His garden has sun in the front and shade in the back with paths connecting to a water feature. “It would be described as eclectic with many themes, as I consider myself an impulsive gardener.”
His water feature has swans holding up the pan of water with a little boy grabbing the fish as water spouts from its mouth. Two goldfish and occasional bullfrogs inhabit the pond.
Segall’s small garden has several collections: hydrangeas, Japanese maples and mini and maxi hostas, which have provided interest and joy over the years. In addition, he has several plants from his mother’s garden in Montgomery, which serve as a memory of her passion for gardening.
“My mother liked roses and pecan trees.

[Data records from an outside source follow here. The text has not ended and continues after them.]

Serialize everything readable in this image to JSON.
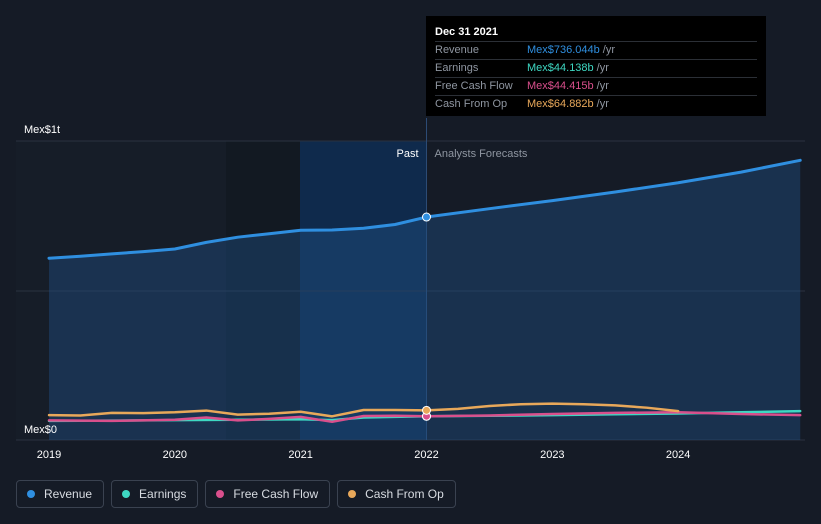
{
  "chart_data": {
    "type": "line",
    "y_top_label": "Mex$1t",
    "y_bottom_label": "Mex$0",
    "past_label": "Past",
    "forecast_label": "Analysts Forecasts",
    "x_ticks": [
      "2019",
      "2020",
      "2021",
      "2022",
      "2023",
      "2024"
    ],
    "ylim": [
      0,
      1000
    ],
    "xlim": [
      2019,
      2024.97
    ],
    "divider_x": 2022.0,
    "series": [
      {
        "name": "Revenue",
        "color": "#2f8fe0",
        "x": [
          2019.0,
          2019.25,
          2019.5,
          2019.75,
          2020.0,
          2020.25,
          2020.5,
          2020.75,
          2021.0,
          2021.25,
          2021.5,
          2021.75,
          2022.0,
          2022.5,
          2023.0,
          2023.5,
          2024.0,
          2024.5,
          2024.97
        ],
        "y": [
          593,
          600,
          608,
          616,
          625,
          648,
          666,
          678,
          690,
          691,
          697,
          710,
          736,
          765,
          793,
          823,
          855,
          892,
          933
        ]
      },
      {
        "name": "Earnings",
        "color": "#3ed8c3",
        "x": [
          2019.0,
          2019.5,
          2020.0,
          2020.5,
          2021.0,
          2021.25,
          2021.5,
          2022.0,
          2022.5,
          2023.0,
          2023.5,
          2024.0,
          2024.5,
          2024.97
        ],
        "y": [
          28,
          29,
          31,
          32,
          34,
          31,
          40,
          44.138,
          46,
          48,
          51,
          54,
          58,
          62
        ]
      },
      {
        "name": "Free Cash Flow",
        "color": "#d94f8c",
        "x": [
          2019.0,
          2019.5,
          2020.0,
          2020.25,
          2020.5,
          2020.75,
          2021.0,
          2021.25,
          2021.5,
          2021.75,
          2022.0,
          2022.5,
          2023.0,
          2023.5,
          2024.0,
          2024.5,
          2024.97
        ],
        "y": [
          30,
          28,
          32,
          40,
          30,
          35,
          42,
          25,
          45,
          46,
          44.415,
          47,
          52,
          56,
          58,
          52,
          48
        ]
      },
      {
        "name": "Cash From Op",
        "color": "#e8a85a",
        "x": [
          2019.0,
          2019.25,
          2019.5,
          2019.75,
          2020.0,
          2020.25,
          2020.5,
          2020.75,
          2021.0,
          2021.25,
          2021.5,
          2021.75,
          2022.0,
          2022.25,
          2022.5,
          2022.75,
          2023.0,
          2023.25,
          2023.5,
          2023.75,
          2024.0
        ],
        "y": [
          48,
          47,
          56,
          55,
          58,
          64,
          50,
          53,
          60,
          44,
          66,
          66,
          64.882,
          70,
          80,
          86,
          88,
          86,
          82,
          74,
          62
        ]
      }
    ]
  },
  "tooltip": {
    "date": "Dec 31 2021",
    "rows": [
      {
        "label": "Revenue",
        "value": "Mex$736.044b",
        "unit": "/yr",
        "color": "#2f8fe0"
      },
      {
        "label": "Earnings",
        "value": "Mex$44.138b",
        "unit": "/yr",
        "color": "#3ed8c3"
      },
      {
        "label": "Free Cash Flow",
        "value": "Mex$44.415b",
        "unit": "/yr",
        "color": "#d94f8c"
      },
      {
        "label": "Cash From Op",
        "value": "Mex$64.882b",
        "unit": "/yr",
        "color": "#e8a85a"
      }
    ]
  },
  "legend": [
    {
      "label": "Revenue",
      "color": "#2f8fe0"
    },
    {
      "label": "Earnings",
      "color": "#3ed8c3"
    },
    {
      "label": "Free Cash Flow",
      "color": "#d94f8c"
    },
    {
      "label": "Cash From Op",
      "color": "#e8a85a"
    }
  ]
}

We had gardenias blooming outside our windows in the summer, which were almost intoxicating.”
Segall combined his love of gardening with that of (pre-COVID) traveling. After his trip to Japan, he was inspired to design a small Zen garden amid a seat that allows him space for contemplation. Other visits: Winterthur in Delaware, a du Pont family garden; Butchart Gardens in Victoria, British Columbia; Japanese Garden in Golden Gate Park, “a must,” along with its botanical gardens, Zealandia in Wellington, New Zealand, an evolving wildlife ecosanctuary. “Gardens in Atlanta that I enjoy are the Atlanta Botanical Garden and the Smith-Gilbert Gardens. When my wife and I travel, gardens are always a treat and provide interest of the environs that you cannot get otherwise.”
Segall references “how to” gardening books that help with seasonality and chores, and magazines provide ideas and suggest plants for different spaces. “Robin Lane Fox’s column in ‘The Financial Times’ is a treat and is always fun to read.”

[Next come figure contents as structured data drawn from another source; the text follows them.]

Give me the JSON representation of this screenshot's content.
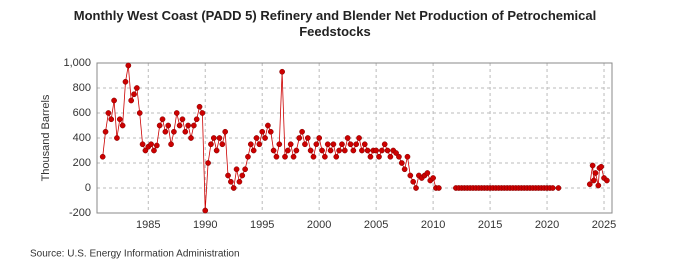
{
  "chart_data": {
    "type": "line",
    "title": "Monthly West Coast (PADD 5) Refinery and Blender Net Production of Petrochemical Feedstocks",
    "ylabel": "Thousand Barrels",
    "source": "Source: U.S. Energy Information Administration",
    "xlim": [
      1980.5,
      2025.7
    ],
    "xticks": [
      1985,
      1990,
      1995,
      2000,
      2005,
      2010,
      2015,
      2020,
      2025
    ],
    "ylim": [
      -200,
      1000
    ],
    "yticks": [
      -200,
      0,
      200,
      400,
      600,
      800,
      {
        "value": 1000,
        "label": "1,000"
      }
    ],
    "grid": true,
    "x": [
      1981,
      1981.25,
      1981.5,
      1981.75,
      1982,
      1982.25,
      1982.5,
      1982.75,
      1983,
      1983.25,
      1983.5,
      1983.75,
      1984,
      1984.25,
      1984.5,
      1984.75,
      1985,
      1985.25,
      1985.5,
      1985.75,
      1986,
      1986.25,
      1986.5,
      1986.75,
      1987,
      1987.25,
      1987.5,
      1987.75,
      1988,
      1988.25,
      1988.5,
      1988.75,
      1989,
      1989.25,
      1989.5,
      1989.75,
      1990,
      1990.25,
      1990.5,
      1990.75,
      1991,
      1991.25,
      1991.5,
      1991.75,
      1992,
      1992.25,
      1992.5,
      1992.75,
      1993,
      1993.25,
      1993.5,
      1993.75,
      1994,
      1994.25,
      1994.5,
      1994.75,
      1995,
      1995.25,
      1995.5,
      1995.75,
      1996,
      1996.25,
      1996.5,
      1996.75,
      1997,
      1997.25,
      1997.5,
      1997.75,
      1998,
      1998.25,
      1998.5,
      1998.75,
      1999,
      1999.25,
      1999.5,
      1999.75,
      2000,
      2000.25,
      2000.5,
      2000.75,
      2001,
      2001.25,
      2001.5,
      2001.75,
      2002,
      2002.25,
      2002.5,
      2002.75,
      2003,
      2003.25,
      2003.5,
      2003.75,
      2004,
      2004.25,
      2004.5,
      2004.75,
      2005,
      2005.25,
      2005.5,
      2005.75,
      2006,
      2006.25,
      2006.5,
      2006.75,
      2007,
      2007.25,
      2007.5,
      2007.75,
      2008,
      2008.25,
      2008.5,
      2008.75,
      2009,
      2009.25,
      2009.5,
      2009.75,
      2010,
      2010.25,
      2010.5,
      2011,
      2012,
      2012.25,
      2012.5,
      2012.75,
      2013,
      2013.25,
      2013.5,
      2013.75,
      2014,
      2014.25,
      2014.5,
      2014.75,
      2015,
      2015.25,
      2015.5,
      2015.75,
      2016,
      2016.25,
      2016.5,
      2016.75,
      2017,
      2017.25,
      2017.5,
      2017.75,
      2018,
      2018.25,
      2018.5,
      2018.75,
      2019,
      2019.25,
      2019.5,
      2019.75,
      2020,
      2020.25,
      2020.5,
      2020.75,
      2021,
      2022,
      2023.75,
      2024,
      2024.1,
      2024.25,
      2024.5,
      2024.6,
      2024.75,
      2025,
      2025.25
    ],
    "series": [
      {
        "name": "West Coast (PADD 5)",
        "color": "#cc0000",
        "values": [
          250,
          450,
          600,
          550,
          700,
          400,
          550,
          500,
          850,
          980,
          700,
          750,
          800,
          600,
          350,
          300,
          330,
          350,
          300,
          340,
          500,
          550,
          450,
          500,
          350,
          450,
          600,
          500,
          550,
          450,
          500,
          400,
          500,
          550,
          650,
          600,
          -180,
          200,
          350,
          400,
          300,
          400,
          350,
          450,
          100,
          50,
          0,
          150,
          50,
          100,
          150,
          250,
          350,
          300,
          400,
          350,
          450,
          400,
          500,
          450,
          300,
          250,
          350,
          930,
          250,
          300,
          350,
          250,
          300,
          400,
          450,
          350,
          400,
          300,
          250,
          350,
          400,
          300,
          250,
          350,
          300,
          350,
          250,
          300,
          350,
          300,
          400,
          350,
          300,
          350,
          400,
          300,
          350,
          300,
          250,
          300,
          300,
          250,
          300,
          350,
          300,
          250,
          300,
          280,
          250,
          200,
          150,
          250,
          100,
          50,
          0,
          100,
          80,
          100,
          120,
          60,
          80,
          0,
          0,
          null,
          0,
          0,
          0,
          0,
          0,
          0,
          0,
          0,
          0,
          0,
          0,
          0,
          0,
          0,
          0,
          0,
          0,
          0,
          0,
          0,
          0,
          0,
          0,
          0,
          0,
          0,
          0,
          0,
          0,
          0,
          0,
          0,
          0,
          0,
          0,
          null,
          0,
          null,
          30,
          180,
          60,
          120,
          20,
          160,
          170,
          80,
          60
        ]
      }
    ]
  }
}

Dr. Segall practiced internal medicine, allergy and immunology locally for decades. Currently as he is working on COVID vaccine trials, he states, “It has been an incredible ride and one that I treasure, but waiting to get off of.”
Segall’s tips for starting and maintaining a garden:
■ Diversity of plant material aides in preventing disease.
■ Select plants that you like.
■ Spend time in your garden almost on a daily basis. It not only gives pleasure and familiarity, but a sense of how things change in each season and with the time of day.
■ Use as little insecticides as possible
■ Plant hybrid tea roses for beauty and fragrance.
■ Put bird feeders and hummingbird feeders in a space that you can visualize from your home.